7. The government has had an "action plan" on invasive
species since 1995 (put in place in response to the
Convention on Biological Diversity) that names the
Department of Fisheries and Oceans, Environment Canada and
Transport Canada as the responsible agencies. The problem,
however, according to the Commissioner of Environment and
Sustainable Development (part of the GoC Auditor General's
organization), is that none of these departments is willing
to take a leading role to ensure that the action plan
results in concrete actions. Likewise, many members of the
Fisheries and Oceans Committee believe that another
committee, perhaps Environment, should take the lead on this
issue.

8. There was one suggestion, however, which we expect to
appear in the Committee's final report.
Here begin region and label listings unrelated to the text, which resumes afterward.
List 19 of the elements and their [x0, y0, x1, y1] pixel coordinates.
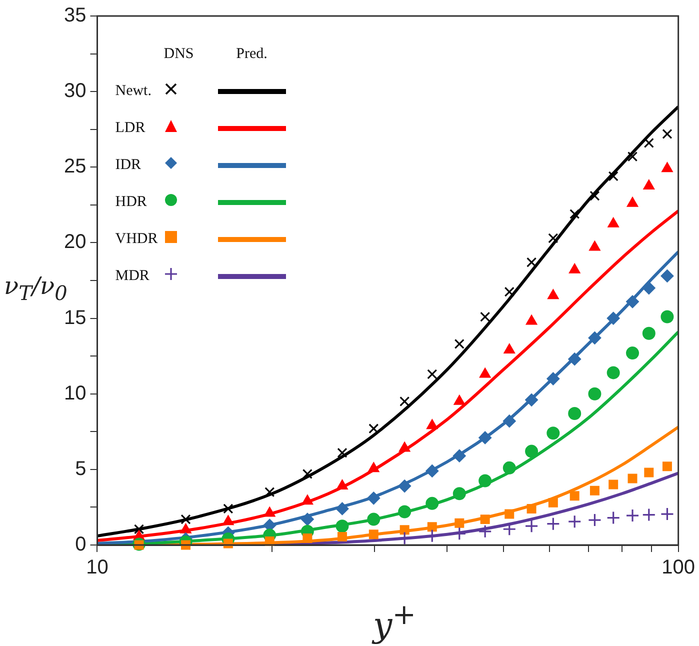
y-tick-label: 5: [75, 458, 86, 480]
legend-label: MDR: [115, 267, 150, 286]
y-axis-title: ν$_{T}$/ν$_{0}$: [4, 272, 68, 305]
annotation: Pred.: [235, 45, 268, 64]
x-axis-title: y$^{+}$: [370, 598, 417, 646]
y-tick-label: 10: [64, 382, 86, 404]
y-tick-label: 20: [64, 231, 86, 254]
y-tick-label: 35: [64, 4, 86, 27]
legend-label: LDR: [115, 119, 146, 138]
y-tick-label: 30: [64, 80, 86, 102]
y-tick-label: 25: [64, 156, 86, 178]
legend-label: Newt.: [115, 82, 152, 101]
legend-label: VHDR: [115, 230, 159, 249]
annotation: DNS: [162, 45, 195, 64]
y-tick-label: 15: [64, 306, 86, 329]
legend-label: IDR: [115, 156, 142, 175]
x-tick-label: 100: [662, 556, 696, 579]
y-tick-label: 0: [75, 534, 86, 556]
legend-label: HDR: [115, 193, 148, 212]
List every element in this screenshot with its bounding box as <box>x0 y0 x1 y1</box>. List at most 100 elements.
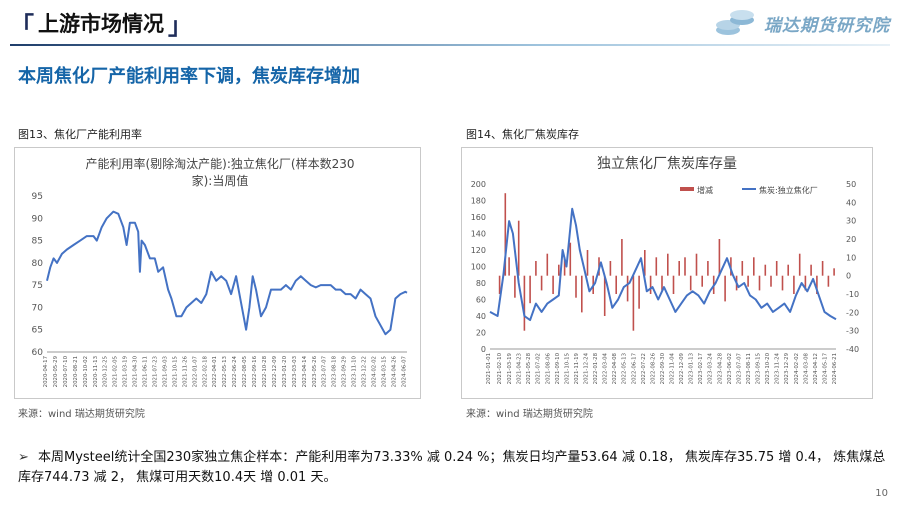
chart2-xtick-label: 2021-09-10 <box>555 352 561 384</box>
company-logo: 瑞达期货研究院 <box>714 8 890 38</box>
chart1-xtick-label: 2020-11-13 <box>93 356 99 387</box>
commentary-text: 本周Mysteel统计全国230家独立焦企样本：产能利用率为73.33% 减 0… <box>18 450 886 485</box>
chart1-xtick-label: 2022-10-28 <box>262 355 268 387</box>
chart1-ytick-label: 75 <box>32 281 43 291</box>
chart2-change-bar <box>603 275 606 316</box>
chart2-change-bar <box>552 275 554 294</box>
chart2-change-bar <box>747 275 749 287</box>
chart1-title-line: 产能利用率(剔除淘汰产能):独立焦化厂(样本数230 <box>86 156 355 171</box>
chart2-change-bar <box>563 257 566 276</box>
chart2-change-bar <box>517 220 520 276</box>
chart1-xtick-label: 2022-08-05 <box>242 356 248 387</box>
chart2-left-ytick-label: 0 <box>481 345 486 354</box>
chart2-change-bar <box>508 257 510 276</box>
chart2-change-bar <box>695 253 698 276</box>
chart2-change-bar <box>540 275 543 291</box>
chart2-xtick-label: 2024-05-17 <box>822 353 828 384</box>
chart1-xtick-label: 2020-10-02 <box>83 356 89 387</box>
bullet-arrow-icon: ➢ <box>18 450 29 465</box>
header-divider <box>10 44 890 46</box>
chart2-change-bar <box>678 261 680 276</box>
chart2-change-bar <box>626 275 629 302</box>
chart1-xtick-label: 2021-10-15 <box>172 356 178 387</box>
chart2-xtick-label: 2023-11-24 <box>775 352 781 384</box>
chart2-change-bar <box>758 275 761 291</box>
chart1-ytick-label: 60 <box>32 348 44 358</box>
chart1-xtick-label: 2024-04-26 <box>391 355 397 387</box>
chart2-left-ytick-label: 200 <box>471 180 486 189</box>
chart1-xtick-label: 2021-07-23 <box>152 356 158 387</box>
chart1-container: 产能利用率(剔除淘汰产能):独立焦化厂(样本数230 家):当周值 60 65 70 75… <box>14 147 421 399</box>
chart2-change-bar <box>632 275 635 331</box>
chart2-change-bar <box>741 261 744 276</box>
chart1-xtick-label: 2021-11-26 <box>182 355 188 387</box>
chart2-change-bar <box>775 261 778 276</box>
page-number: 10 <box>875 488 888 499</box>
right-bracket: 」 <box>168 10 192 40</box>
chart2-xtick-label: 2024-06-21 <box>832 353 838 384</box>
chart1-xtick-label: 2020-05-29 <box>53 355 59 387</box>
chart2-xtick-label: 2022-08-26 <box>650 352 656 384</box>
chart2-right-ytick-label: 30 <box>846 217 856 226</box>
figure14-caption: 图14、焦化厂焦炭库存 <box>466 128 579 141</box>
chart2-change-bar <box>804 275 807 291</box>
chart2-left-ytick-label: 60 <box>476 296 486 305</box>
chart2-change-bar <box>833 268 835 276</box>
chart2-left-ytick-label: 80 <box>476 279 486 288</box>
chart2-left-ytick-label: 20 <box>476 329 486 338</box>
chart2-right-ytick-label: 10 <box>846 253 856 262</box>
chart2-change-bar <box>644 250 646 276</box>
chart2-left-ytick-label: 40 <box>476 312 486 321</box>
chart2-xtick-label: 2023-08-11 <box>746 353 752 384</box>
chart2-change-bar <box>609 261 612 276</box>
chart2-xtick-label: 2021-12-24 <box>583 352 589 384</box>
chart1-title-line: 家):当周值 <box>192 173 249 188</box>
chart2-xtick-label: 2022-06-17 <box>631 353 637 384</box>
chart1-xtick-label: 2022-01-07 <box>192 356 198 387</box>
chart2-left-ytick-label: 100 <box>471 263 486 272</box>
chart2-left-ytick-label: 180 <box>471 197 486 206</box>
chart1-xtick-label: 2023-09-29 <box>342 355 348 387</box>
chart2-xtick-label: 2023-04-28 <box>717 352 723 384</box>
chart2-right-ytick-label: -10 <box>846 290 859 299</box>
chart2-change-bar <box>661 275 663 291</box>
chart2-right-ytick-label: 40 <box>846 198 856 207</box>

The Canadian Chair,
Herb Gray, made the eminently sensible recommendation that
one cabinet Minister should be named as the lead Minister on
Invasive Species and have the power of the Prime Minister
behind him or her to move departments forward in a
coordinated fashion. This might energize GoC action on
Invasive species - and reduce the impetus for a reference to
the IJC.

9. Comment: Although the IJC presentation to the Committee
may not be critical in the GoC's decision process, it does
fit with the generally greater emphasis this issue is
getting in Ottawa. We continue to receive "feelers" from
DFAIT about their interest in consulting with Washington on
IJC's proposal for a joint reference, as well as addressing
the broader issue of dealing with alien invasive species in
the "North American" context. End comment.